I remember Brian Downing and Lance Parrish being identified as weightlifters throughout the early-1980's. I remember that so well because it seemed like they couldn't play a single game without the broadcasters mentioning it, largely because baseball as a whole still feared that bulking up would make your muscles too tight to perform effectively. What those two were doing was regarded as freaky & weird.

By the mid-1980's though, it was not uncommon for teams to have weight rooms in the ballpark, and I specifically remember 1986 AL home run champ Jesse Barfield crediting the weightroom with his 40-homer season. Jose Canseco was a rookie in '86 of course, and we all know what's happened since.

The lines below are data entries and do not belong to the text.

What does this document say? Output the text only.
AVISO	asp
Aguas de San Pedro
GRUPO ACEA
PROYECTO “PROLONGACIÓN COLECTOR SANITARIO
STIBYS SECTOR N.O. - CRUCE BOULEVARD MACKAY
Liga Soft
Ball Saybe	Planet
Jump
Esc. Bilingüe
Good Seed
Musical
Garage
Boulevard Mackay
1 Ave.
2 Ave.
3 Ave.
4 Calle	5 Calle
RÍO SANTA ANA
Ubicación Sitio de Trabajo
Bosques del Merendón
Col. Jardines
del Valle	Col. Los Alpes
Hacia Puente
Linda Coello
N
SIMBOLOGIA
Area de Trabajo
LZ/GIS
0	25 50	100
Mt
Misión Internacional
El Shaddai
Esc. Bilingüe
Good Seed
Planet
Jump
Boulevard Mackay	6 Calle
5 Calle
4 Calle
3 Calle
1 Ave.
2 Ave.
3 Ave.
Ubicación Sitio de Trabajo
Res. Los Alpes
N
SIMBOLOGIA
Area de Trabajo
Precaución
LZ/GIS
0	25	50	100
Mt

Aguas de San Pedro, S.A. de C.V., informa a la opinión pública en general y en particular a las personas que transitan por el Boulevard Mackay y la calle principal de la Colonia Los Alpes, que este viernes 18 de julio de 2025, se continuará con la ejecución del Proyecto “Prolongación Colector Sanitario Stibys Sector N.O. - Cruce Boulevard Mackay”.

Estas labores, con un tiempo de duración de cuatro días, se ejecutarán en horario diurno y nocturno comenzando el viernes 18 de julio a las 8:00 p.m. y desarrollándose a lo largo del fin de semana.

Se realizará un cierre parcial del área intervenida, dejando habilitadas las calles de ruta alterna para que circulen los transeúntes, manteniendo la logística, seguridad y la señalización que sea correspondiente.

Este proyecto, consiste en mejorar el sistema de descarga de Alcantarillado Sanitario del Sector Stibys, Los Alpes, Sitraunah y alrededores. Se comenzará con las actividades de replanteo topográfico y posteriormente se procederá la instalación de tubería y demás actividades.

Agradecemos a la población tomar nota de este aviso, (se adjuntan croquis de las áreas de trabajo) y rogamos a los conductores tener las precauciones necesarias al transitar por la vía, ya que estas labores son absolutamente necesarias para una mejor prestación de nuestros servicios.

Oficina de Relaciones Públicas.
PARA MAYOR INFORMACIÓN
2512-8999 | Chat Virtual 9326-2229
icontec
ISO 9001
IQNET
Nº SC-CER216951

I don't doubt that Canseco was the guy who changed things in baseball. Baseball America profiled him in 1985 as a non-prospect who made himself into a can't miss up & comer by his devotion to pumping iron. The hype that followed Canseco all winter after his promising September callup with the 1985 A's was inescapable even 2000 miles east in Baltimore.

I don't think it was a lot of people, but there have always been baseball players who were into weightlifting and being very physically fit. Honus Wagner did work with weights more than 100 years ago. Jimmy Foxx used to have beefcake pictures taken without his shirt on to show off his ripped muscles. Admittedly most players weren't Mr. Atlas bodybuilders, but neither was Raffy, nor is Roberts.

I'd bet there were players who experimented with forms of steroids going on 50 years ago. Heck, we know that Hall of Famer Pud Galvin experimented with taking primitive testosterone extracted from bull testicles in the 1880s.